Part of a Series of Q&A Miniprofiles for Math Awareness Month
Apr 6, 2016 | Atlanta, GA
What is your research about?
I work in probability theory as it applies to physics. Here’s an example: Imagine taking a city map, say the street grid of Atlanta, and placing random speed limits on the streets. Some streets may be set at 10 MPH, and others at, say, 20 MPH. Given these random assignments, what is the fastest route from one point in the city to another? How can we determine the fastest route? How different is this fastest route from the one obtained if all streets had the same speed limit?
Problems like travel times on street grids are related to social network connectivity, computer science problems, and even the behavior of magnets. Developing tools to attack theoretical problems often leads to advances in such applications. This ability is particularly relevant in the age of big data sets and the Internet.
What has been the most exciting time so far in your research life?
During my postdoc at Princeton University, a grad student and I developed a way to apply tools called Busemann functions to a different field. These functions have been used traditionally in a field called metric geometry, and our work, along with some from a professor at Washington, made them work in probability theory, which is very different. Our success led to several new results that unified many past works by others. Much of my current work focuses on exploring these functions and their applications.
How did you find your way to mathematics research?
As a child, I was encouraged to study and learn as much as possible. Even in preschool, I was working through second- and third-grade math workbooks. I learned very early that I enjoyed doing math problems.
When I started college at the University of Florida, I chose computer engineering because I heard it was a difficult major. It was indeed challenging, but also very interesting. During my second semester, I had a choice between theoretical or computational linear algebra. I heard that the theoretical course was harder, so I took it, hoping to learn more. Because I really enjoyed abstract reasoning, I decided to double major in computer engineering and math. But when the time came to choose what to study in grad school, it was clear to me that I liked math more.
In grad school, I was hugely influenced by my advisor. He taught me all about research, going to conferences, networking with people, and what problems are interesting. He also taught me research skills, such as how to reduce complex problems to simpler ones.
What advice would you give to a college freshman who wants to be a mathematician?
As early as possible, take a few pure math courses and a few applied math courses. It is good to know early whether you prefer applications and real computations over proofs and abstract reasoning. Take as many math courses as possible, and try to do some summer reading one-on-one with professors. Having a broad background will help you choose the right graduate school for your specific interests.
If you could not be a mathematician, in what line of work would you be now?
As I get older, I have become more motivated by the feeling I get when I appreciate the beauty of a mathematical argument or structure. I get this same feeling when listening to classical composers or reading profound books. In fact, nearly anything could bring me this feeling, as long as I take it seriously and pursue it with curiosity. Likely it is easiest to do this in an academic atmosphere, so I would try to be a professor of some other subject, maybe piano performance or literature.

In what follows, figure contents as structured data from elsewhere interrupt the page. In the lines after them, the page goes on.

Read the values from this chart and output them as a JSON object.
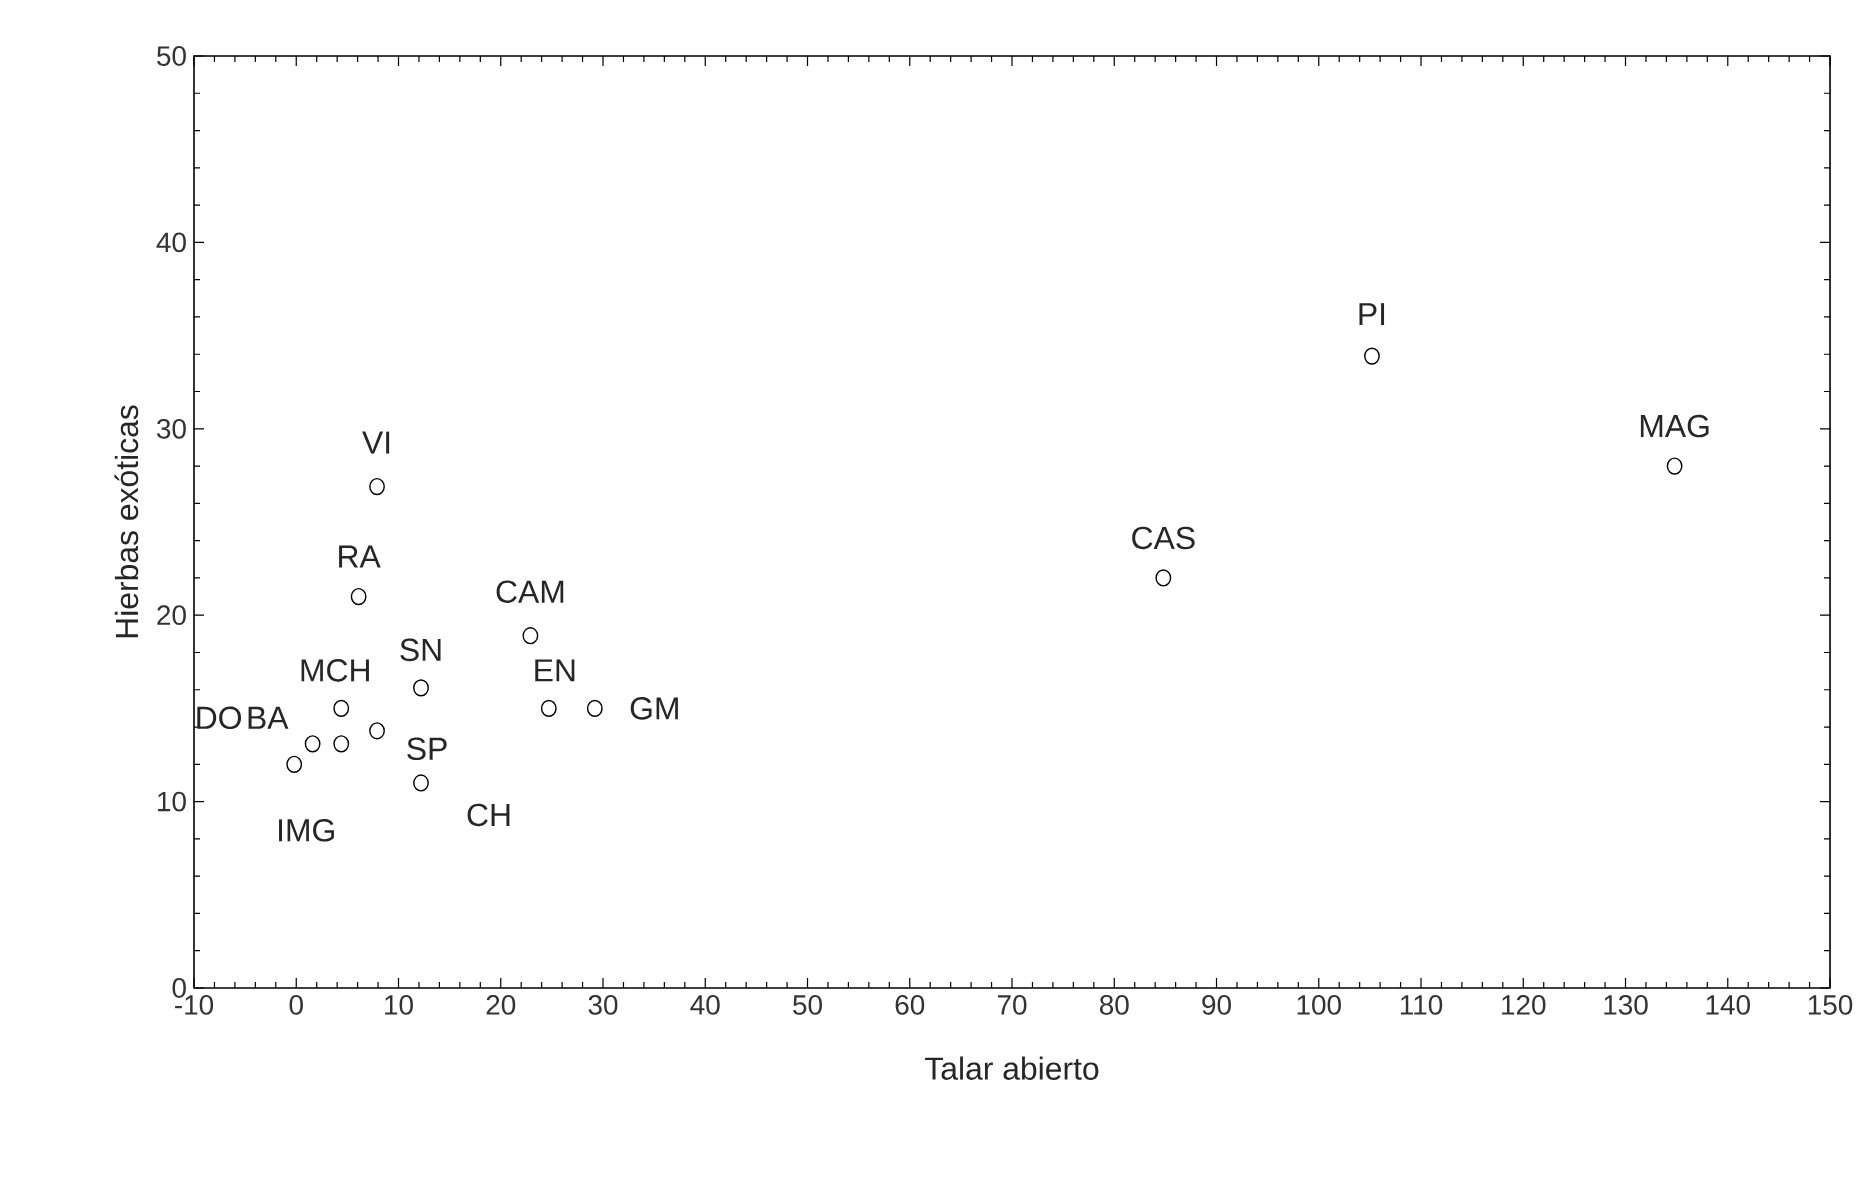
{
  "chart_data": {
    "type": "scatter",
    "xlabel": "Talar abierto",
    "ylabel": "Hierbas exóticas",
    "x": [
      7.9,
      6.1,
      22.9,
      12.2,
      4.4,
      24.7,
      29.2,
      1.6,
      -0.2,
      7.9,
      4.4,
      12.2,
      84.8,
      105.2,
      134.8
    ],
    "series": [
      {
        "color": "#000000",
        "values": [
          26.9,
          21.0,
          18.9,
          16.1,
          15.0,
          15.0,
          15.0,
          13.1,
          12.0,
          13.8,
          13.1,
          11.0,
          22.0,
          33.9,
          28.0
        ]
      }
    ],
    "marker": "circle",
    "xlim": [
      -10,
      150
    ],
    "xticks": [
      -10,
      0,
      10,
      20,
      30,
      40,
      50,
      60,
      70,
      80,
      90,
      100,
      110,
      120,
      130,
      140,
      150
    ],
    "ylim": [
      0,
      50
    ],
    "yticks": [
      0,
      10,
      20,
      30,
      40,
      50
    ],
    "annotations": [
      {
        "text": "VI",
        "x": 7.9,
        "y": 26.9
      },
      {
        "text": "RA",
        "x": 6.1,
        "y": 21.0
      },
      {
        "text": "CAM",
        "x": 22.9,
        "y": 18.9
      },
      {
        "text": "SN",
        "x": 12.2,
        "y": 16.1
      },
      {
        "text": "MCH",
        "x": 4.4,
        "y": 15.0
      },
      {
        "text": "EN",
        "x": 24.7,
        "y": 15.0
      },
      {
        "text": "GM",
        "x": 29.2,
        "y": 15.0
      },
      {
        "text": "BA",
        "x": 4.4,
        "y": 13.1
      },
      {
        "text": "DO",
        "x": 1.6,
        "y": 13.1
      },
      {
        "text": "SP",
        "x": 7.9,
        "y": 13.8
      },
      {
        "text": "IMG",
        "x": -0.2,
        "y": 12.0
      },
      {
        "text": "CH",
        "x": 12.2,
        "y": 11.0
      },
      {
        "text": "CAS",
        "x": 84.8,
        "y": 22.0
      },
      {
        "text": "PI",
        "x": 105.2,
        "y": 33.9
      },
      {
        "text": "MAG",
        "x": 134.8,
        "y": 28.0
      }
    ]
  }
}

What is the most exciting thing about being at Georgia Tech?
When I was in high school in Florida, many students who were interested in math or science tried to go to Georgia Tech, because it was the best school nearby. I was accepted, but ended up going to the University of Florida for financial reasons. So it is very exciting to be at Georgia Tech not as a student, but as a professor! The faculty are great researchers, often coming up with ground-breaking results. It is a great environment for my work.
What are you most surprised about in your encounters with Georgia Tech students?
I have been surprised by the diversity of student backgrounds and the variety of scientific perspectives here at Georgia Tech. I have not been at a technological institute before, and it is great to see so many people who are like me -- interested in engineering, math, and the sciences. Furthermore, students come from all possible backgrounds and ethnic groups. It is great that the student body seems to be less homogeneous than I expected.
What unusual skill, talent, or quality do you have that may not be obvious to your colleagues?
I have played classical piano since I was 9 years old. I’m out of practice now, but I was pretty serious in college. Most of the music I listen to now is classical, and lately I have been listening nonstop to the Mahler symphonies, which may be obvious to my colleagues, as they can hear it coming through my office door.
What is your ideal way of relaxing?
I love spending time with my wife and daughter, and I get to do this nearly every night. I used to come home and work all night, every night. But since having a child, I do not do that anymore. I am forced to slow down and play with my daughter and her toys. I also go to the gym every day and make sure I read a novel while doing cardio. This is not so much relaxing, but is it is not work related.
What three destinations are still in your travel to-do list?
I would like to go to Japan, Australia, and somewhere in Africa. I have heard many good things about Japan from a good friend who lives there. Australia is just so far away that I would like to be able to claim to have gone there. And Africa offers so few opportunities for conference-related travel, so this makes me even more interested.
If you won $10 million in a lottery, what would you do with it?
It is unlikely that I would ever play the lottery, as the expected gain is very low. It is a waste of money. However, if I were forced to play and I won, I would pay off my student debts. After that, I would buy a house, and then give a lot of money to my family. The rest I would save. There aren’t too many items I really want to buy.